You can repeat, "I am grateful. I am grateful." to yourself like a meditation but if what you're grateful for is hurting you, your "I" will get smaller and smaller. One day, you will be just a vague wisp of gratefulness with barely any person-hood left. 

When you finally stop smothering your heart in drummed up gratitude, the weight of being will likely knock you down and you will wonder if you are strong enough for all of this existence. When the dark corners inside yourself are no longer closed off with fear. When there is no path in your mind that you have not traveled. When all of your emotions sit at the table as equals. When wholeness matters as much as holiness. At that time. In that place. The real work begins. 

It's scary. And it will be made scarier by the fact that people will fear you, fear for you. They will worry about your soul and your sanity.

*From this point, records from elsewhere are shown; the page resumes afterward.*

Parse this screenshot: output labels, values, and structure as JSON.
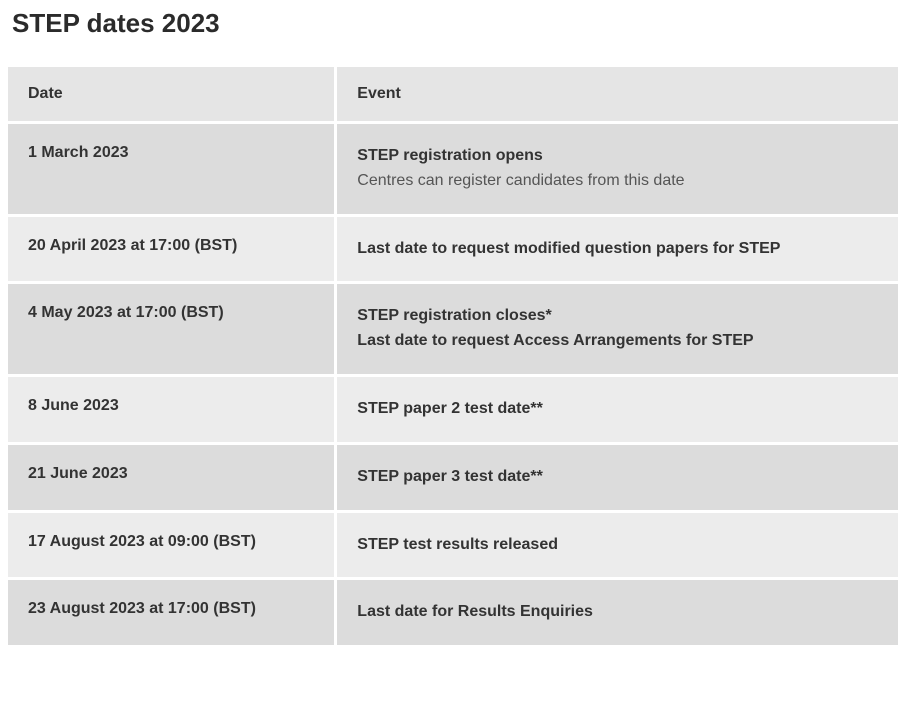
{
  "title": "STEP dates 2023",
  "columns": [
    "Date",
    "Event"
  ],
  "rows": [
    {
      "date": "1 March 2023",
      "events": [
        {
          "text": "STEP registration opens",
          "bold": true
        },
        {
          "text": "Centres can register candidates from this date",
          "bold": false
        }
      ]
    },
    {
      "date": "20 April 2023 at 17:00 (BST)",
      "events": [
        {
          "text": "Last date to request modified question papers for STEP",
          "bold": true
        }
      ]
    },
    {
      "date": "4 May 2023 at 17:00 (BST)",
      "events": [
        {
          "text": "STEP registration closes*",
          "bold": true
        },
        {
          "text": "Last date to request Access Arrangements for STEP",
          "bold": true
        }
      ]
    },
    {
      "date": "8 June 2023",
      "events": [
        {
          "text": "STEP paper 2 test date**",
          "bold": true
        }
      ]
    },
    {
      "date": "21 June 2023",
      "events": [
        {
          "text": "STEP paper 3 test date**",
          "bold": true
        }
      ]
    },
    {
      "date": "17 August 2023 at 09:00 (BST)",
      "events": [
        {
          "text": "STEP test results released",
          "bold": true
        }
      ]
    },
    {
      "date": "23 August 2023 at 17:00 (BST)",
      "events": [
        {
          "text": "Last date for Results Enquiries",
          "bold": true
        }
      ]
    }
  ]
}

They will miss the person who was just thankful to exist instead of this new person who comes screaming into existence asking for health and wholeness, for boundaries and abundance. They will miss their expectations. They will miss your tranquility. They will miss how they used to understand. You will miss that too. 

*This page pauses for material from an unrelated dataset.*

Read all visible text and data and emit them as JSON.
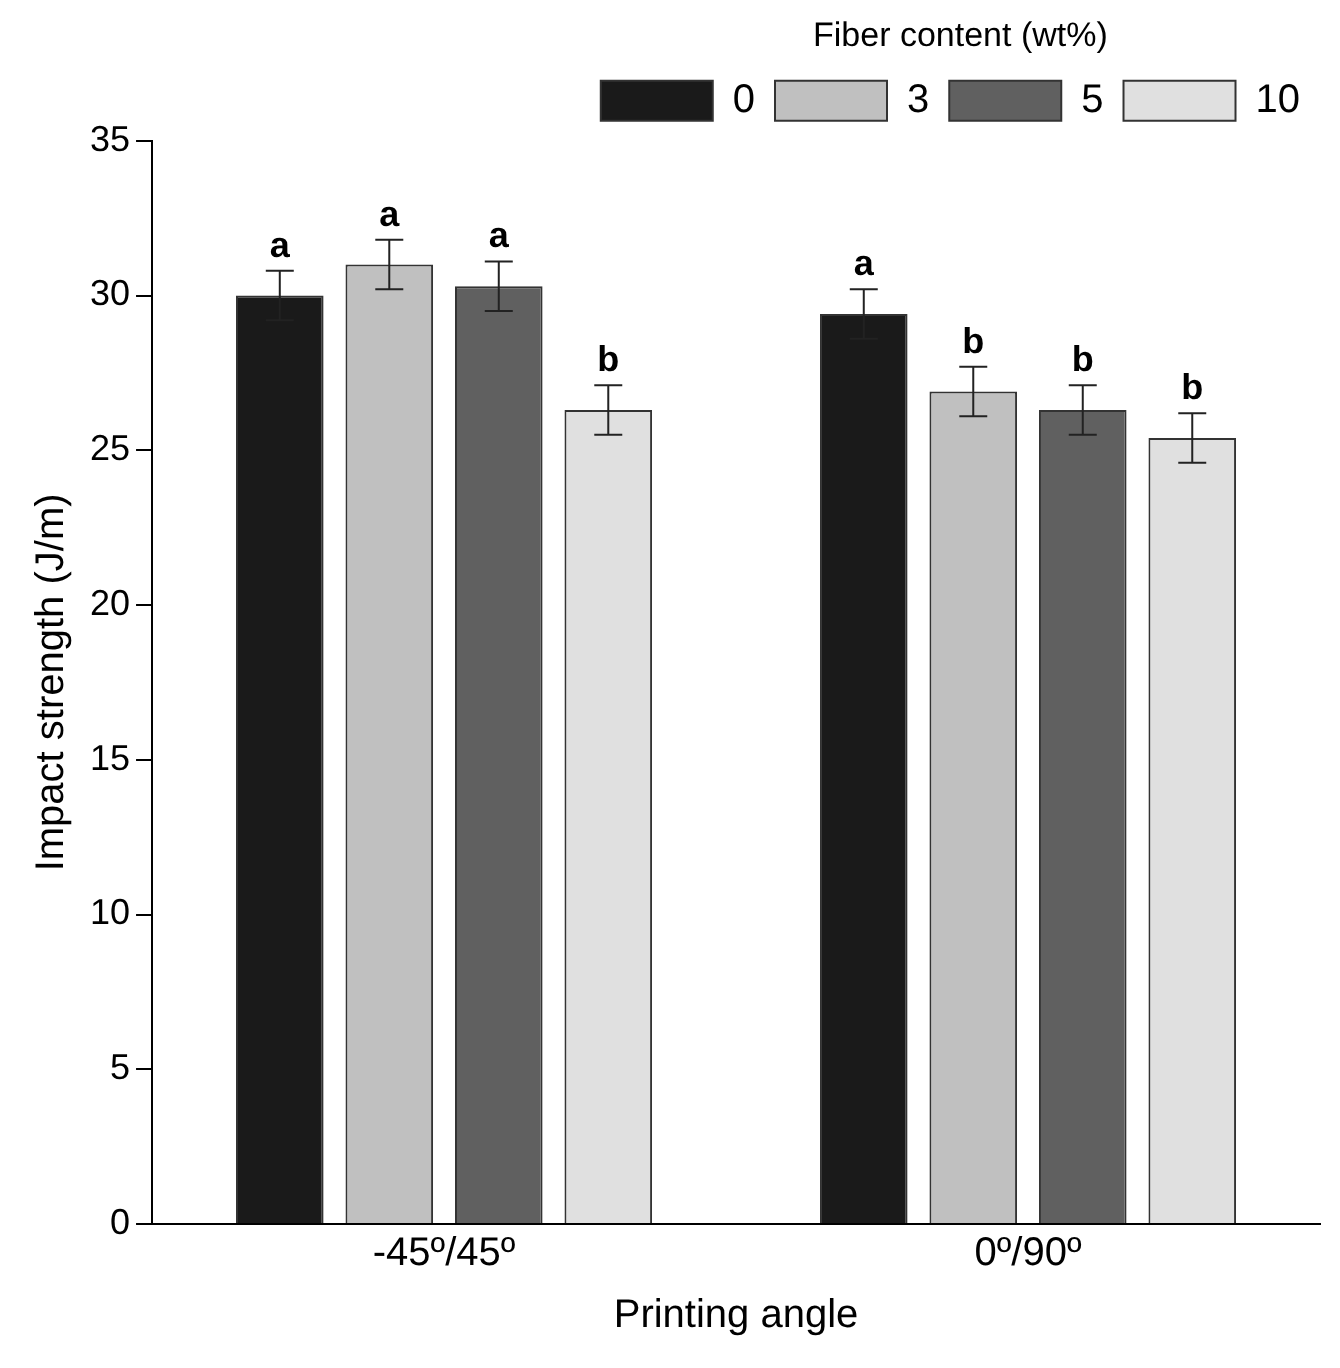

There will be grief so great that you cannot imagine edges to it. I don't actually know if there are edges to it yet. But I trust that there are, because I refuse to believe that the only permanent thing is this feeling of loss. 

But the truth is you cannot bring them with you. No matter how much you love them. No matter how much they love you. This is the hardest lesson I've had to learn about my friends and family. I'm someone who used to think that communication and education could solve everything. That ignorance was always overcome by information. That differences could always be reconciled if you explained yourself. But I have spent long enough trying in vain to prove that point. 

You can't make them curious. And you can't answer the questions they're not asking. 

You can't bring them with you. Not on your back and not on your strength of word or will. But if you're on a similar journey, you can walk together. 

I'm reaching a point where I don't have the energy to explain or defend my thoughts and beliefs to folks who aren't curious. Most days, I also don't have the confidence. I'm realizing that explaining and explaining isn't a sustainable mode of living. So I'm looking for folks already on the same journey and for folks invested enough to ask questions and share the burden of vulnerability. But I'm also grieving all of the relationships that didn't turn out how I thought they would. Not just the people I've lost, but also people that I expect to lose. Not just the people who left, but the people who stayed but didn't stay close.